The Department of Health and Human Services and the Office of the National Coordinator for Health Information Technology released two long–awaited "meaningful use" final regulations this morning that will specify what physicians and hospitals will have to do to receive up to $27 billion in bonus Medicare payments for adoption of electronic health records.
One of the regulations issued today by the Centers for Medicare & Medicaid Services (CMS) defines the minimum requirements that providers must meet through their use of certified EHR technology in order to qualify for the payments. More than 2,000 comments were received on the proposed rule, said HHS Secretary Kathleen Sebelius, at a briefing this morning.
The CMS rule announced today makes final a proposed rule issued on Jan, 13, 2010. While the proposed rule initially called on eligible professionals to meet 25 requirements (23 for hospitals) in their use of EHRs, the requirements for meaningful use incentives now are divided into core requirements that are mandatory and a menu of 10 additional requirements—of which five need to be met, according to David Blumenthal, MD, National Coordinator for Health Information Technology.
Only 15 core requirements are now mandatory for eligible providers and 14 are mandatory for hospitals. The percentage of patients that are required to qualify as meaningful users has been lowered for many of the criteria.
This two track approach was designed to make sure that the basic elements of meaningful EHR would be met by all providers qualifying for incentive payments—while giving latitude in other areas to reflect providers’ needs, Blumenthal added.
The other rule was issued by the Office of the National Coordinator for Health Information Technology (ONC) that will assist in identifying standards and certification criteria for the certification of EHR technology.
CMS’s and ONC’s final rules complement two other recently issued HHS rules.
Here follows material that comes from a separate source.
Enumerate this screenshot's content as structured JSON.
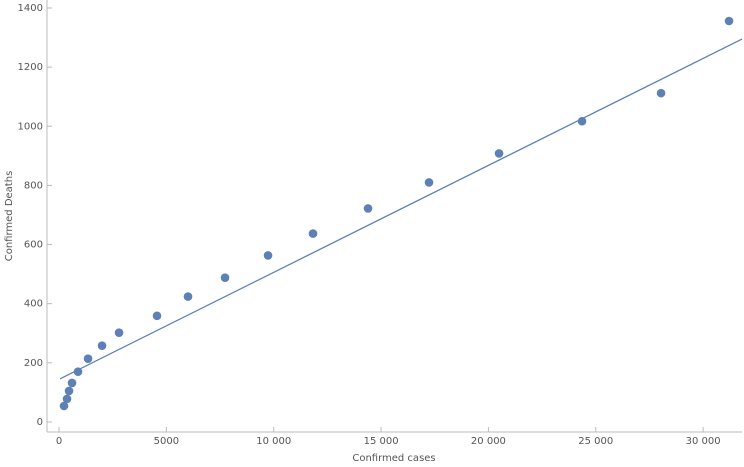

On June 24, 2010, ONC published a final rule to establish a temporary certification program for health information technology. And on July 8, 2010, the Office for Civil Rights announced the proposed rule that would strengthen and expand privacy, security, and enforcement protections under the Health Insurance Portability and Accountability Act of 1996.
In addition, as part of this process, HHS is establishing a nationwide network of Regional Extension Centers to assist providers in adopting and using in a meaningful way certified EHR technology.